Não é, contudo, a visão de economistas e de dirigentes de entidades empresariais. “A reforma proposta é um tiro no escuro. Não se conhece nenhum estudo dos efeitos nocivos para o setor produtivo e para a sociedade”, alerta o presidente da Associação Comercial do DF, Fernando Brites.
Essa visão é compartilhada pelos economistas Dércio Munhoz e Roberto Piscitelli, professores de Economia da UnB. A longa transição de um sistema para o outro – 50 anos – e a indefinição de quais serão as alíquotas aplicadas impedem uma avaliação segura dos reflexos das novas regras fiscais.
Desemprego
“Pelas propostas apresentadas, será imposto ao setor de serviços um escorchante aumento da carga tributária. Médicos, advogados, jornalistas e outros poderão ter que arcar com até três vezes as alíquotas do imposto pago hoje”, estima Brites.

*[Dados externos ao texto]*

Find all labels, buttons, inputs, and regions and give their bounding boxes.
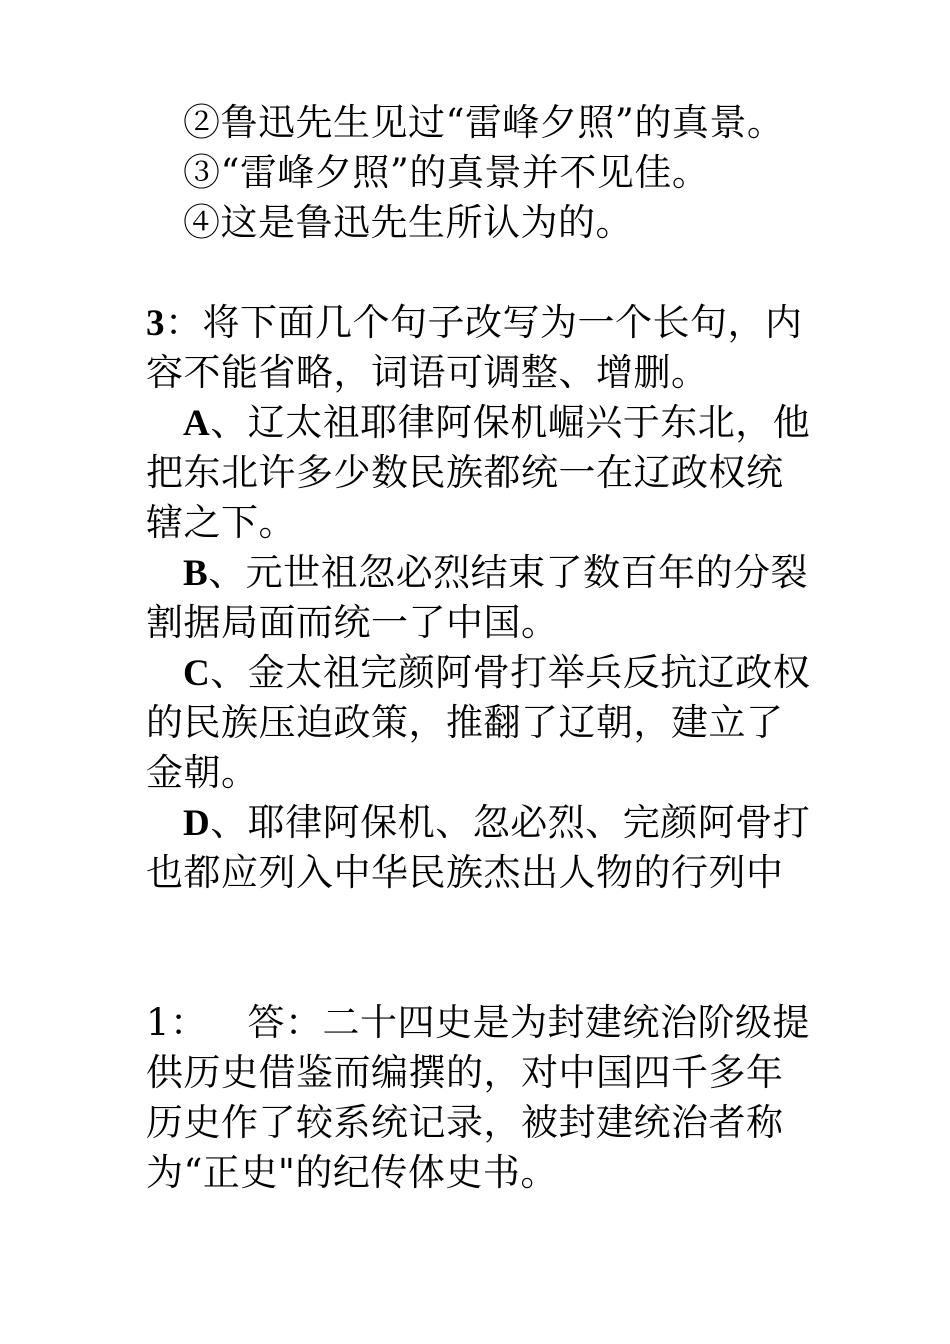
sentence-a-line-2: 把东北许多少数民族都统一在辽政权统 xyxy=(146,451,784,494)
sentence-a-line-3: 辖之下。 xyxy=(146,501,296,544)
question-3-prompt-line-1 xyxy=(146,298,803,348)
sentence-c-line-3: 金朝。 xyxy=(146,751,259,794)
sentence-d-line-2: 也都应列入中华民族杰出人物的行列中 xyxy=(146,851,784,894)
answer-1-line-4: 为“正史"的纪传体史书。 xyxy=(146,1151,558,1194)
answer-1-line-1 xyxy=(146,998,810,1048)
question-3-prompt-text: ：将下面几个句子改写为一个长句，内 xyxy=(165,301,803,344)
answer-colon: ： xyxy=(170,1001,208,1044)
statement-3: ③“雷峰夕照”的真景并不见佳。 xyxy=(183,151,710,194)
sentence-b-text: 、元世祖忽必烈结束了数百年的分裂 xyxy=(208,551,809,594)
sentence-d-label: D xyxy=(183,803,211,844)
answer-1-line-3: 历史作了较系统记录，被封建统治者称 xyxy=(146,1101,784,1144)
question-number: 3 xyxy=(146,303,165,344)
sentence-d-text: 、耶律阿保机、忽必烈、完颜阿骨打 xyxy=(210,801,811,844)
sentence-c-line-1 xyxy=(183,648,810,698)
statement-2: ②鲁迅先生见过“雷峰夕照”的真景。 xyxy=(183,101,785,144)
sentence-c-line-2: 的民族压迫政策，推翻了辽朝，建立了 xyxy=(146,701,784,744)
answer-number: 1 xyxy=(146,1001,171,1044)
statement-4: ④这是鲁迅先生所认为的。 xyxy=(183,201,633,244)
sentence-a-label: A xyxy=(183,403,211,444)
sentence-a-text: 、辽太祖耶律阿保机崛兴于东北，他 xyxy=(210,401,811,444)
sentence-b-line-1 xyxy=(183,548,808,598)
answer-1-line-2: 供历史借鉴而编撰的，对中国四千多年 xyxy=(146,1051,784,1094)
question-3-prompt-line-2: 容不能省略，词语可调整、增删。 xyxy=(146,351,709,394)
sentence-a-line-1 xyxy=(183,398,810,448)
sentence-c-label: C xyxy=(183,653,211,694)
sentence-b-label: B xyxy=(183,553,209,594)
sentence-b-line-2: 割据局面而统一了中国。 xyxy=(146,601,559,644)
sentence-c-text: 、金太祖完颜阿骨打举兵反抗辽政权 xyxy=(210,651,811,694)
answer-1-text: 答：二十四史是为封建统治阶级提 xyxy=(247,1001,811,1044)
sentence-d-line-1 xyxy=(183,798,810,848)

Segundo cálculos da Confederação Nacional do Comércio, o aumento de impostos pode superar 170% nos serviços e 40% no comércio, pondo em risco milhões de empregos.
Dados divulgados esta semana pelo IBGE apontam que, em 2021, das 111.980 empresas então existentes no DF, 50% eram do setor de serviços e 28% do comércio. A maioria (89,3%) era de microempresas (até 9 empregados) e 8,9% de pequeno porte (10 a 49 empregados).
Ou seja, se os cálculos da CNC estiverem corretos, a atividade empresarial local, e principalmente os empregos, seriam seriamente afetados. A Indústria, principal beneficiado com a reforma, praticamente não existe no DF.
Ilusão
Para Dércio Muhoz, há muita ilusão e um risco muito grande com essa reforma. “Ela trará mudanças estruturais. Vai tirar impostos de uns para jogar nas costas de outros. Ninguém sabe que efeito isso trará. E o pior: estão vendendo uma ilusão com a mesma receita do Paulo Guedes, que dizia que o País iria crescer absurdamente com a reforma da Previdência e com a privatização da Eletrobrás. E nada disso aconteceu. O que faz a economia crescer é aumento da renda e do poder aquisitivo das pessoas”.
Para o ex-superintendente do Sebrae-DF, Valdir de Oliveira, com uma carga tão elevada no consumo, quanto mais a roda da economia girar, mais o leão da receita abocanhará impostos, impedindo o crescimento da economia. Por isso, ele defende uma inversão de lógica: reduzir a carga do consumo e aumentar sobre o patrimônio. “Assim, estaremos direcionando uma participação maior entre os mais ricos, o que me parece mais justo”.